Participants reported their perceptions about parenting and the child, for which they chose a word from those given like beautiful, ideal, perfect, and special for babies, and blessed, proud, and content for parents. Imaging showed a change in the areas of the brain that were involved in maternal motivation, emotion and reward processing, sensory integration, reasoning, and judgment. “Growth in the areas of the brain may be responsible for the interaction, supervision, and planning of parental behavior and engaging in a warm relationship with the baby," says Kim.
Mothers who had more growth in the gray matter in these regions were more likely to rate the babies in a more positive way, including ‘special’ and ‘perfect’. According to Kim, the study only mentions the association between changes in the brain and motherhood. He speculates that as the brain undergoes changes, they focus more on taking care of the baby and forms emotional bonding with the child, despite having very stressful times in the beginning of motherhood.

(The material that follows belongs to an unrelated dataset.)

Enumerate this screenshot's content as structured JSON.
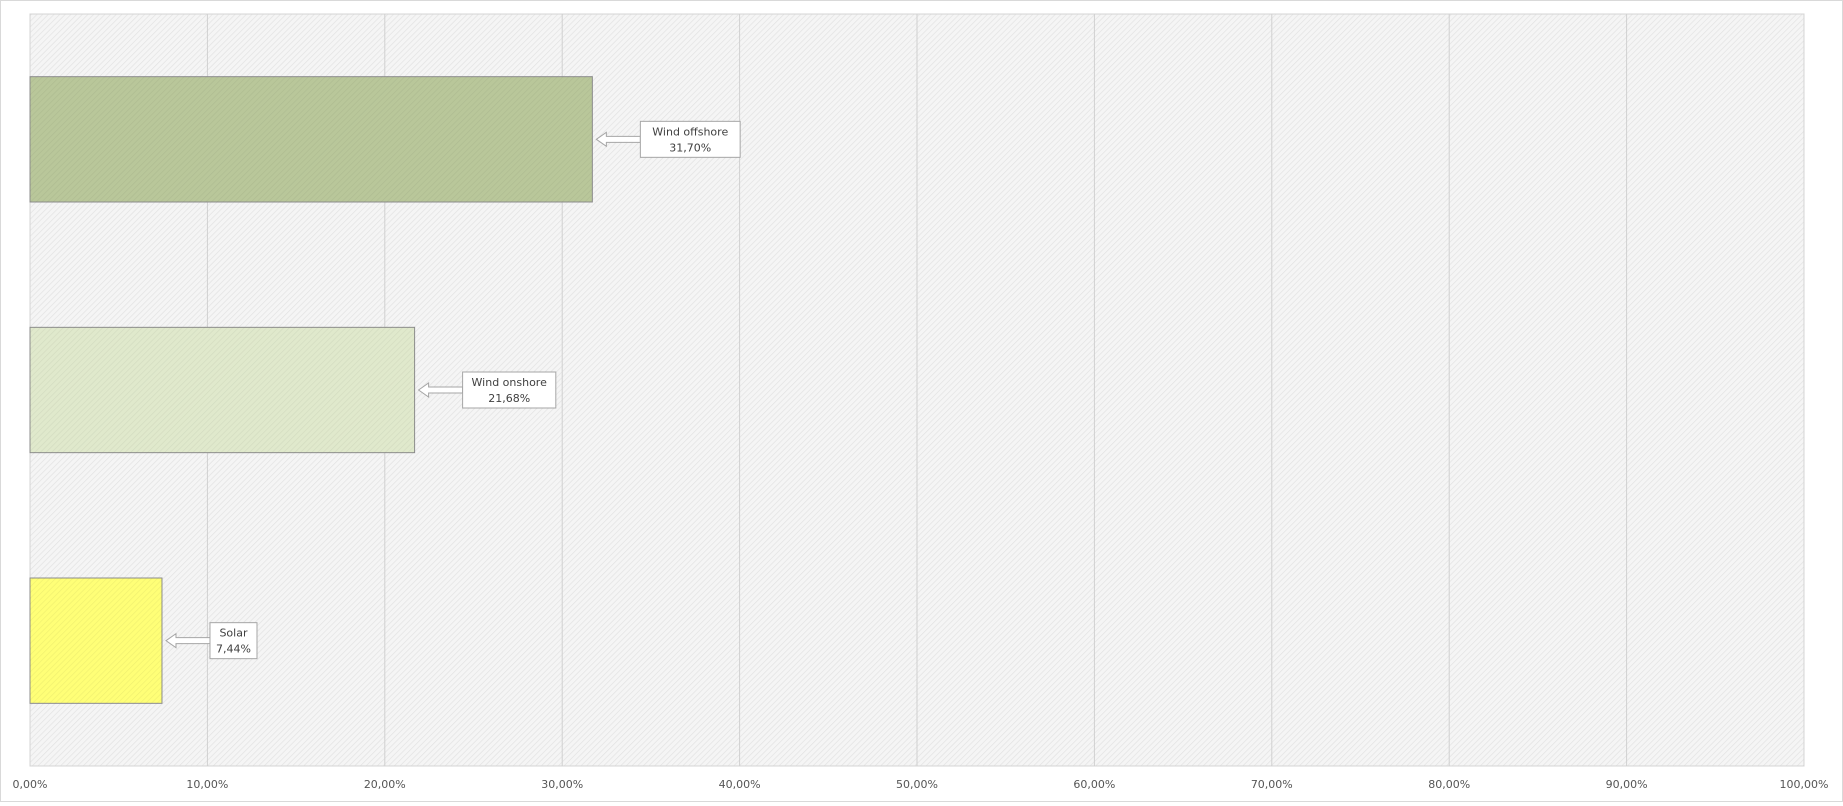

“Many mothers report that they do not remember things well after delivery. Some studies show that this condition may improve with time," says Kim. According to Kim, it is difficult to quantify the changes in the brain, but it is clear that these small changes are significant.
Craig H. Kinsley, PhD, professor of neuroscience at the University of Richmond in Virginia, commented that this study translated the studies in animals into meaningful human connections. According to him, the growth of brain in new moms is not surprising. “Many earlier studies have shown that the brains of new moms are considerably different from the brains of women who were not mothers," he adds. Recent studies have changed the general belief that maternal brain is instinctual. Moreover, the interaction between the mother and the child is not unilateral, but bilateral as there are a number of stimuli from the child back to the mother.
According to Kinsley, these simulations may cause the mother’s brain to respond in a way that is reported in this study. “The brain and behavior changes may be caused by a combination of hormones and stimuli from the infant," he says.
Kinsley agrees that the present study has shown a correlation between birth of a child and maternal brain and not the cause and effect relationship. He feels that the correlation stems from the hormonal changes in the mother during pregnancy and the responses added by the stimuli from the baby. “But in general, the findings of the study might help to understand what goes wrong in the brain of a new mom who is indifferent or abusive," say Kim and Kinsley.